Description:
You are given an array $$$a$$$ that contains $$$n$$$ integers. You can choose any proper subsegment $$$a_l, a_{l + 1}, \ldots, a_r$$$ of this array, meaning you can choose any two integers $$$1 \le l \le r \le n$$$, where $$$r - l + 1 < n$$$. We define the beauty of a given subsegment as the value of the following expression:
$$$$$$\max(a_{1}, a_{2}, \ldots, a_{l-1}, a_{r+1}, a_{r+2}, \ldots, a_{n}) - \min(a_{1}, a_{2}, \ldots, a_{l-1}, a_{r+1}, a_{r+2}, \ldots, a_{n}) + \max(a_{l}, \ldots, a_{r}) - \min(a_{l}, \ldots, a_{r}).$$$$$$
Please find the maximum beauty among all proper subsegments.
Input Format:
The first line contains one integer $$$t$$$ ($$$1 \leq t \leq 1000$$$) — the number of test cases. Then follow the descriptions of each test case.

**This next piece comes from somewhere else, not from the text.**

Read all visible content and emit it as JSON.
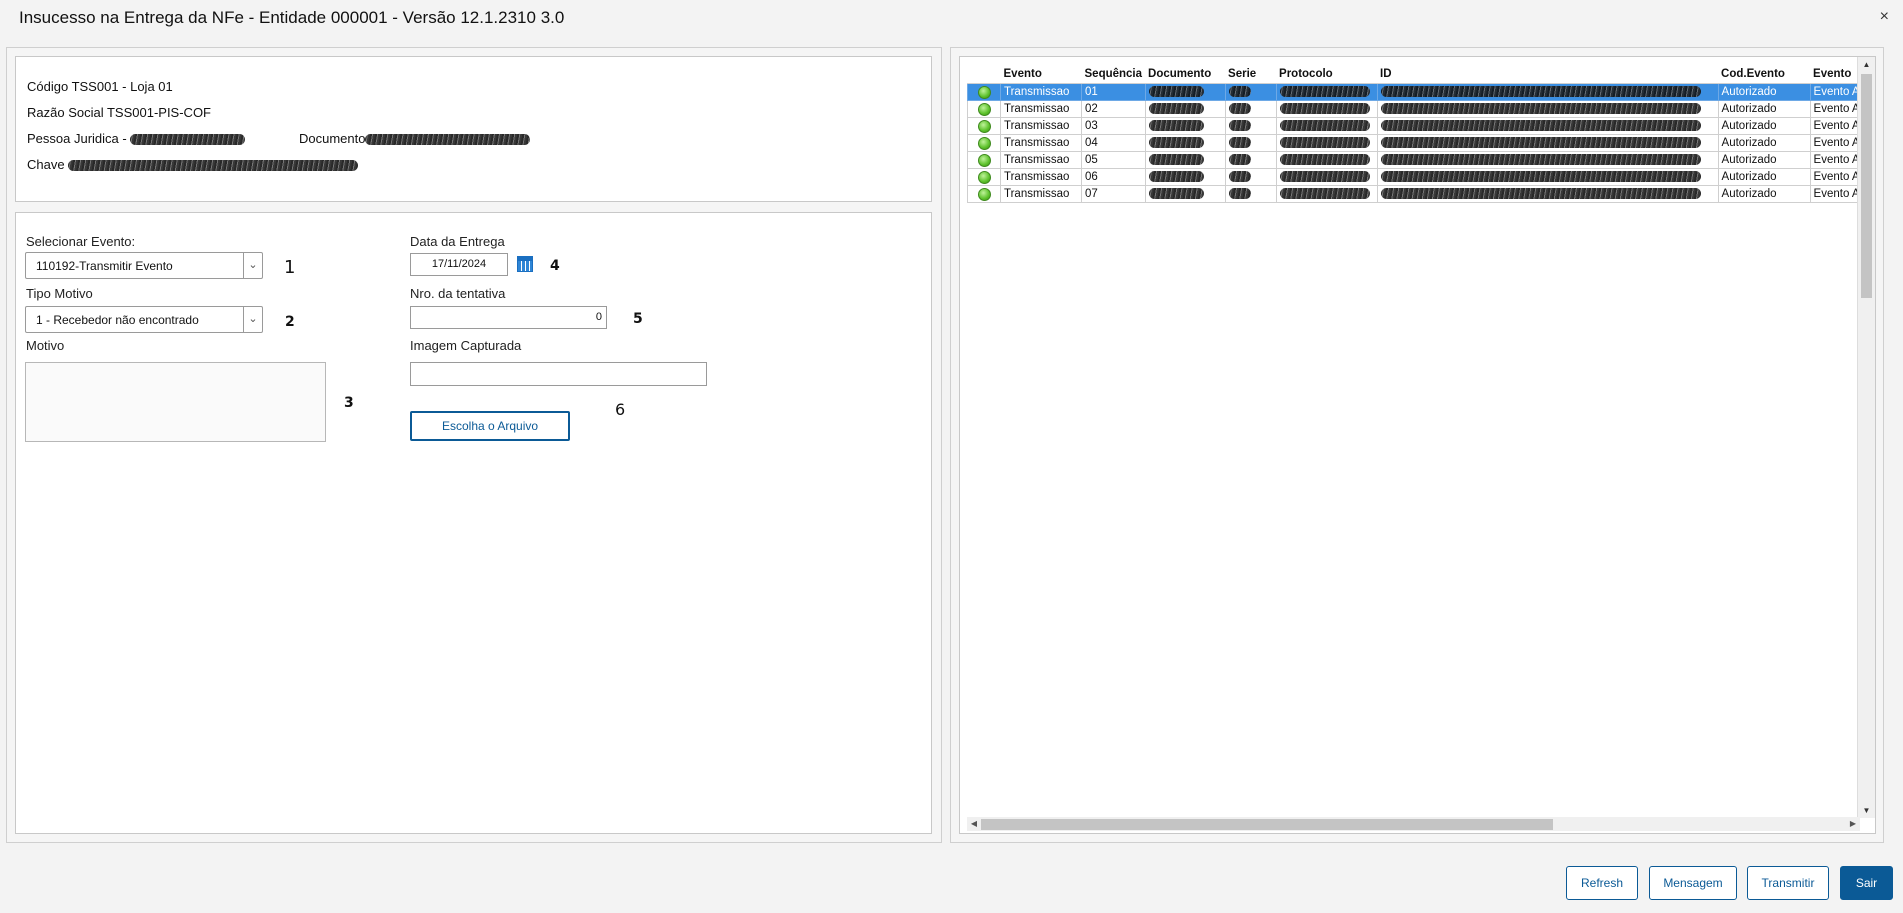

The first line of each test case contains a single integer $$$n$$$ $$$(4 \leq n \leq 10^5)$$$ — the length of the array.
The second line of each test case contains $$$n$$$ integers $$$a_1, a_2, \ldots, a_n$$$ ($$$1 \leq a_{i} \leq 10^9$$$) — the elements of the given array.
It is guaranteed that the sum of $$$n$$$ over all test cases does not exceed $$$10^5$$$.
Output Format:
For each testcase print a single integer — the maximum beauty of a proper subsegment.
Note:
In the first test case, the optimal segment is $$$l = 7$$$, $$$r = 8$$$. The beauty of this segment equals to $$$(6 - 1) + (5 - 1) = 9$$$.
In the second test case, the optimal segment is $$$l = 2$$$, $$$r = 4$$$. The beauty of this segment equals $$$(100 - 2) + (200 - 1) = 297$$$.